新約聖書、特にパウロの書簡には「キリストにあって」という表現が頻繁に出てきますが、この表現でパウロが意味していることは、信者が文字通りキリストの中に霊的に存在しているということです。

というわけで、「バプテスマ」という言葉は一体化を意味しています。

●他の事例
バプテスマという言葉が一体化という意味で使われるのは、水の洗礼に限りません。

Ⅰコリント10:2の「モーセにつくバプテスマ」もそうです。

「雲」(神の導き)や「海」(神の奇蹟)において、イスラエルの民がモーセのリーダーシップと一体となり、神を体験したことを物語っています。

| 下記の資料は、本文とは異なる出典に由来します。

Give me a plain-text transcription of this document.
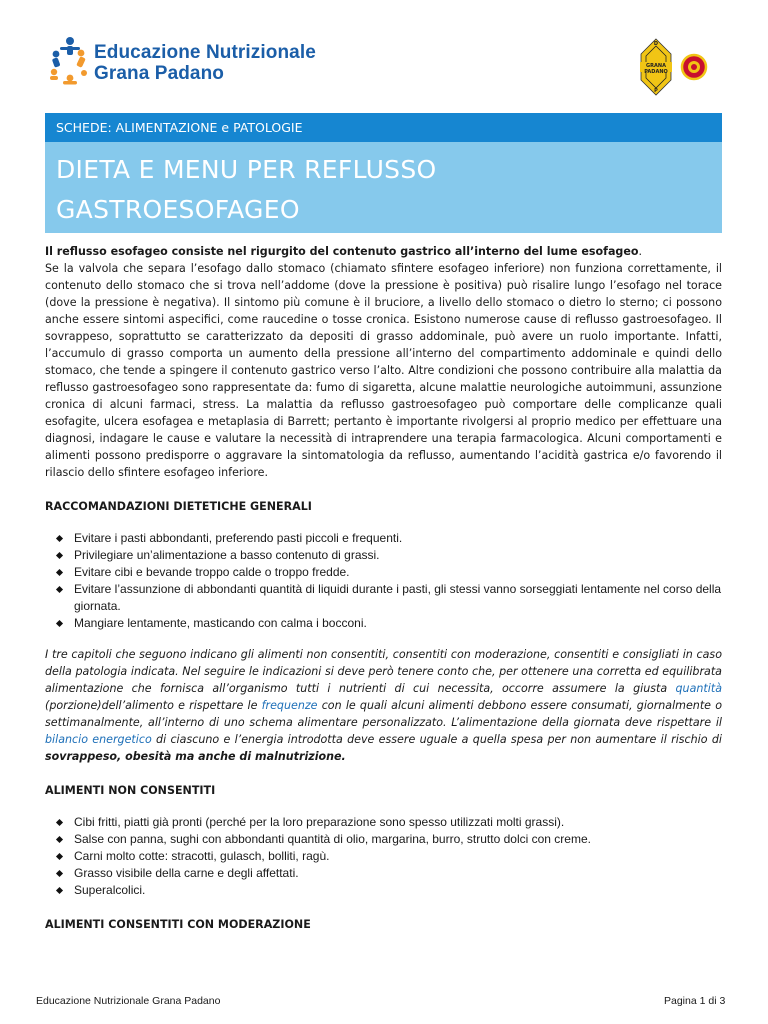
Educazione Nutrizionale
Grana Padano
D
GRANA
PADANO
P
SCHEDE: ALIMENTAZIONE e PATOLOGIE
DIETA E MENU PER REFLUSSO
GASTROESOFAGEO

Il reflusso esofageo consiste nel rigurgito del contenuto gastrico all’interno del lume esofageo.
Se la valvola che separa l’esofago dallo stomaco (chiamato sfintere esofageo inferiore) non funziona correttamente, il contenuto dello stomaco che si trova nell’addome (dove la pressione è positiva) può risalire lungo l’esofago nel torace (dove la pressione è negativa). Il sintomo più comune è il bruciore, a livello dello stomaco o dietro lo sterno; ci possono anche essere sintomi aspecifici, come raucedine o tosse cronica. Esistono numerose cause di reflusso gastroesofageo. Il sovrappeso, soprattutto se caratterizzato da depositi di grasso addominale, può avere un ruolo importante. Infatti, l’accumulo di grasso comporta un aumento della pressione all’interno del compartimento addominale e quindi dello stomaco, che tende a spingere il contenuto gastrico verso l’alto. Altre condizioni che possono contribuire alla malattia da reflusso gastroesofageo sono rappresentate da: fumo di sigaretta, alcune malattie neurologiche autoimmuni, assunzione cronica di alcuni farmaci, stress. La malattia da reflusso gastroesofageo può comportare delle complicanze quali esofagite, ulcera esofagea e metaplasia di Barrett; pertanto è importante rivolgersi al proprio medico per effettuare una diagnosi, indagare le cause e valutare la necessità di intraprendere una terapia farmacologica. Alcuni comportamenti e alimenti possono predisporre o aggravare la sintomatologia da reflusso, aumentando l’acidità gastrica e/o favorendo il rilascio dello sfintere esofageo inferiore.

RACCOMANDAZIONI DIETETICHE GENERALI
Evitare i pasti abbondanti, preferendo pasti piccoli e frequenti.
Privilegiare un’alimentazione a basso contenuto di grassi.
Evitare cibi e bevande troppo calde o troppo fredde.
Evitare l’assunzione di abbondanti quantità di liquidi durante i pasti, gli stessi vanno sorseggiati lentamente nel corso della giornata.
Mangiare lentamente, masticando con calma i bocconi.

I tre capitoli che seguono indicano gli alimenti non consentiti, consentiti con moderazione, consentiti e consigliati in caso della patologia indicata. Nel seguire le indicazioni si deve però tenere conto che, per ottenere una corretta ed equilibrata alimentazione che fornisca all’organismo tutti i nutrienti di cui necessita, occorre assumere la giusta quantità (porzione)dell’alimento e rispettare le frequenze con le quali alcuni alimenti debbono essere consumati, giornalmente o settimanalmente, all’interno di uno schema alimentare personalizzato. L’alimentazione della giornata deve rispettare il bilancio energetico di ciascuno e l’energia introdotta deve essere uguale a quella spesa per non aumentare il rischio di sovrappeso, obesità ma anche di malnutrizione.

ALIMENTI NON CONSENTITI
Cibi fritti, piatti già pronti (perché per la loro preparazione sono spesso utilizzati molti grassi).
Salse con panna, sughi con abbondanti quantità di olio, margarina, burro, strutto dolci con creme.
Carni molto cotte: stracotti, gulasch, bolliti, ragù.
Grasso visibile della carne e degli affettati.
Superalcolici.
ALIMENTI CONSENTITI CON MODERAZIONE
Educazione Nutrizionale Grana Padano	Pagina 1 di 3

ゆえに民全員が同じ霊的な食べ物を食べ、霊的な飲み物を飲んだということです。

使徒2:38のペテロの言葉も、一体化を理解すれば納得がいきます。

「悔い改めなさい。そして、それぞれ罪を赦していただくために、イエス・キリストの名によってバプテスマを受けなさい。」

これを現代人が文字通りに解釈すると、水の洗礼を受ければ罪が赦され、聖霊が与えられるという理解になってしまいます。

しかし水の洗礼とは、私たちがキリストとともに死に、ともによみがえったことの可視的なしるしであり、それを公にする信仰告白に過ぎません(Ⅰペテロ3:21)。

実質はキリストと信者の一体化、つまり救いです。

ですからペテロはこの箇所で、「悔い改めて、救いを受けなさい」と勧めているのです。

聖霊バプテスマ
一体化の概念は、聖霊バプテスマにも同様に適用できます。

聖霊バプテスマとは、信者が聖霊と一体となるということです。

信者が聖霊と一体になるのですから、それをもって救いを意味する場合もあれば、神の霊の満たしによって力を受けることを意味する場合もあるということです。